Além das cenas descritas na Parte 1, este filme antigo contém cenas que têm uma profunda relação com o meu pai e a nossa família. Trata-se de cenas sobre o empreendimento que o meu pai dedicou sua vida e o fato desse velho filme se encontrar em meu poder, tem para mim um significado peculiar, que não posso deixar de pensar que não se trata de um mero acaso do destino. 

Família Miyamura em 1951. Meu irmão Hélio no colo, eu e minha irmã Dalva Yukiko.

Os meus pais foram morar na cidade de Apucarana no Estado do Paraná no ano de 1945. Meu pai tinha a profissão de protético dentário e atendia também, como dentista prático ambulante, visitando as comunidades japonesas nas colônias. Atuava também, como representante para o Paraná da revista “Hikari” editada pela ”ala vitorista” no pós-guerra. 

O seguinte incidente está relatado em seu diário. 

Certo dia, membros da “ala derrotista” fotografaram a placa Hikari aposta na entrada da nossa casa e entregou-a ao DOPS”. Meu pai foi preso e encaminhado à Delegacia de Londrina. Só saiu de lá, alguns dias depois, graças à ajuda de amigos. 

Estava desgostoso dessa vida incerta e procurava insistentemente por alguma coisa que lhe satisfizesse o sonho que tinha desde a infância – ser um grande empreendedor.
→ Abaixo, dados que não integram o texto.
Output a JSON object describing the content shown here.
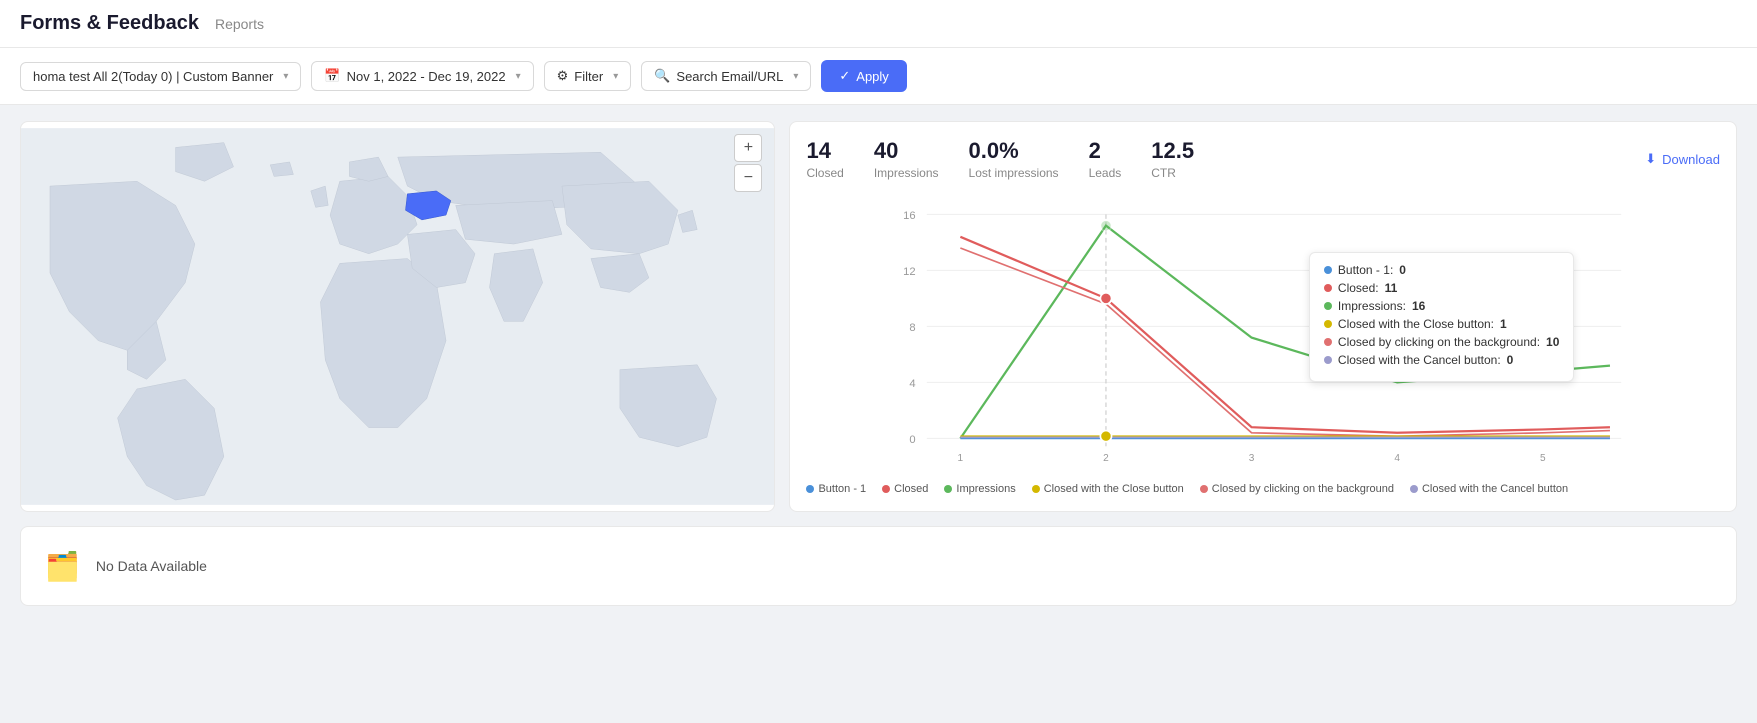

Essa oportunidade surgiu quando ficou sabendo da existência de terras devolutas, de propriedade do Estado do Paraná, e tomou a decisão de executar um empreendimento de colonização nessas terras. 

Nesse filme antigo há uma cena em que meu pai lê, em frente ao túmulo de “Shuhei Uetsuka”, (1876~1935), - o pai da imigração japonesa no Brasil, - uma Declaração de Missão do Empreendimento. As cenas desse filme são de 1951 e aparece o início da Colonização Serra dos Dourados de 60.000 alqueires(*). 

Este empreendimento foi iniciado em 1948, autorizado pelo Governo do Estado do Paraná, e meu pai estava com 34 anos de idade. A mata era virgem e habitada por índios da tribo Xetás, que vinham procurar por milho nas plantações dos primeiros japoneses estabelecidos na colonização.  

Índios Xetás que habitavam a Serra dos Dourados

Porém, o empreendimento foi interrompido 4 anos após, quando as obras civis de abertura já estavam adiantadas e os primeiros agricultores estavam estabelecidos. 

Nas eleições gerais de 1951 o governador do Estado do Paraná, Moisés Lupion, apoiava o candidato do partido da situação do Presidente Dutra, o Ministro da Marinha, Almirante Eduardo Macedo. Obviamente o meu pai também estava alinhado nesta campanha. O candidato da oposição Bento Munhós da Rocha de família tradicional paranaense estava alinhado com Ademar de Barros do Estado de São Paulo que carregava a campanha do partido do opositor Getúlio Vargas. Após um ferrenho embate político, o candidato da situação, traindo todas as expectativas foi derrotado no pleito. Como conseqüência o empreendimento de colonização do meu pai sofreu o impacto direto da enorme pressão política acabando em paralisação. O projeto foi reduzido a menos de um terço do previsto. O restante foi parar nas mãos de um grupo de empreendedores apoiados por grupos do governo do Estado de São Paulo. 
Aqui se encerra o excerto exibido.